At this point though, all Bombardier can do is look forward. And one compelling option is to sell the CSeries program altogether. Doing so would allow the company to reduce its debt load and focus on what it does best: business jets.
Better yet, there are reasons to believe The Boeing Company or Airbus would pay big bucks for the CSeries. We take a look at three reasons why below.
1. New airplane programs are costly
Bombardier has received plenty of criticism for the CSeries’s delays and cost overruns, but Boeing and Airbus have had similar experiences as well.
Boeing’s 787 jet, also known as the Dreamliner, features some of the most advanced flight technology in the world. But it took the company eight years and US$32 billion to get the plane into service. The original budget was just four years and US$6 billion.
Likewise, Airbus’s A380 is an engineering marvel. It is easily the world’s largest plane, helping airlines cut down on costs per passenger-seat mile. But the plane was two years late and ran US$6 billion over budget.
Without a doubt, neither of these companies want to have these experiences again. But that could easily mean falling behind technologically. So, why not let another company go through the trouble, then pay for the spoils at the end? The thought must be very tempting for both Boeing and Airbus.
2. Rivals are discounting their own planes
In addition to the delays and cost overruns, Bombardier has not secured a firm CSeries order for nearly one year. A big reason for that has been the heavy discounts offered by Airbus and Boeing on their competing planes. Airbus has been particularly aggressive.
Of course, such discounting doesn’t help anyone. But if Airbus or Boeing bought the CSeries program, removing a big competitor from the market, there would be less need for discounting.
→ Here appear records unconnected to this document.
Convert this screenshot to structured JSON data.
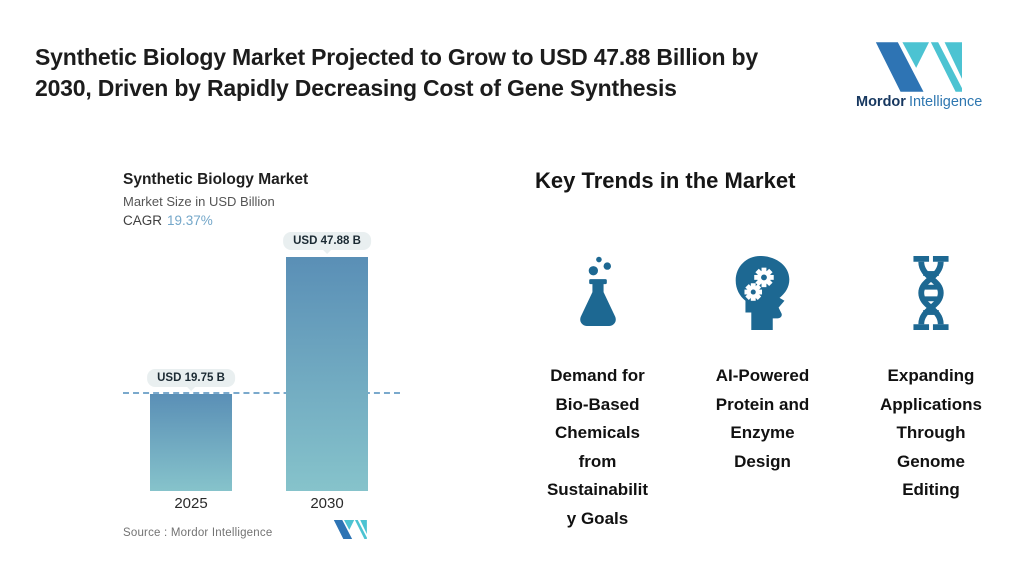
{
  "header": {
    "title": "Synthetic Biology Market Projected to Grow to USD 47.88 Billion by\n2030, Driven by Rapidly Decreasing Cost of Gene Synthesis",
    "logo": {
      "brand_bold": "Mordor",
      "brand_light": "Intelligence"
    }
  },
  "chart_data": {
    "type": "bar",
    "title": "Synthetic Biology Market",
    "subtitle": "Market Size in USD Billion",
    "cagr_label": "CAGR",
    "cagr_value": "19.37%",
    "categories": [
      "2025",
      "2030"
    ],
    "values": [
      19.75,
      47.88
    ],
    "value_labels": [
      "USD 19.75 B",
      "USD 47.88 B"
    ],
    "unit": "USD Billion",
    "xlabel": "",
    "ylabel": "",
    "ylim": [
      0,
      50
    ],
    "grid": false,
    "legend": false,
    "reference_line": {
      "style": "dashed",
      "at_value": 19.75,
      "color": "#7aa9cc"
    },
    "source": "Source :  Mordor Intelligence"
  },
  "key_trends": {
    "title": "Key Trends in the Market",
    "items": [
      {
        "icon": "flask-icon",
        "label": "Demand for\nBio-Based\nChemicals\nfrom\nSustainabilit\ny Goals"
      },
      {
        "icon": "head-gears-icon",
        "label": "AI-Powered\nProtein and\nEnzyme\nDesign"
      },
      {
        "icon": "dna-icon",
        "label": "Expanding\nApplications\nThrough\nGenome\nEditing"
      }
    ]
  },
  "colors": {
    "icon-color": "#1d6892",
    "logo-blue": "#2e74b4",
    "logo-teal": "#4cc3d2",
    "brand-dark": "#16375f",
    "brand-light": "#2f77b0",
    "bar-top": "#5a8fb6",
    "bar-bottom": "#86c3cb",
    "dash": "#7aa9cc",
    "tooltip-bg": "#e9eff0",
    "accent-cagr": "#74a7c9",
    "text-dark": "#1c1c1c",
    "text-gray": "#555555",
    "source-gray": "#737373"
  }
}
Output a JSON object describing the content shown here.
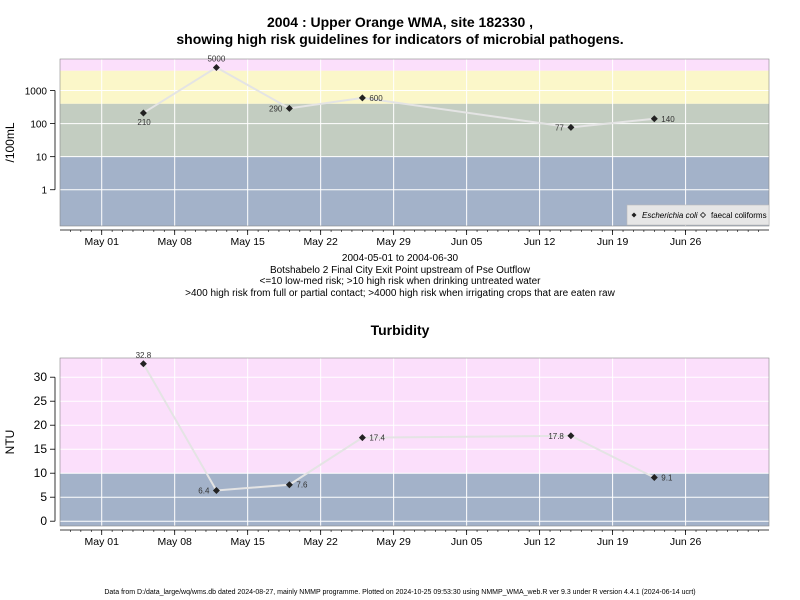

Such a scenario could result in a higher price tag for the CSeries.
3. There is more that can be done with the CSeries
Bombardier has already trademarked the names CS500 and CS900, just in case it wants to build larger versions of the CSeries. Such projects usually pay off, since it only requires modifying an existing design. But the company is short of cash and may not be able to pursue the project.
Of course, that problem doesn’t exist at Airbus and Boeing. If they bought the CSeries program, the opportunity to build larger models would surely be factored in to the purchase price.
That being said, it is too soon for Bombardier to think about the CSeries. The company needs to get the CS100 certified first—otherwise, selling off the program would certainly be too disruptive. So, for now this is simply an opportunity to keep your eye on.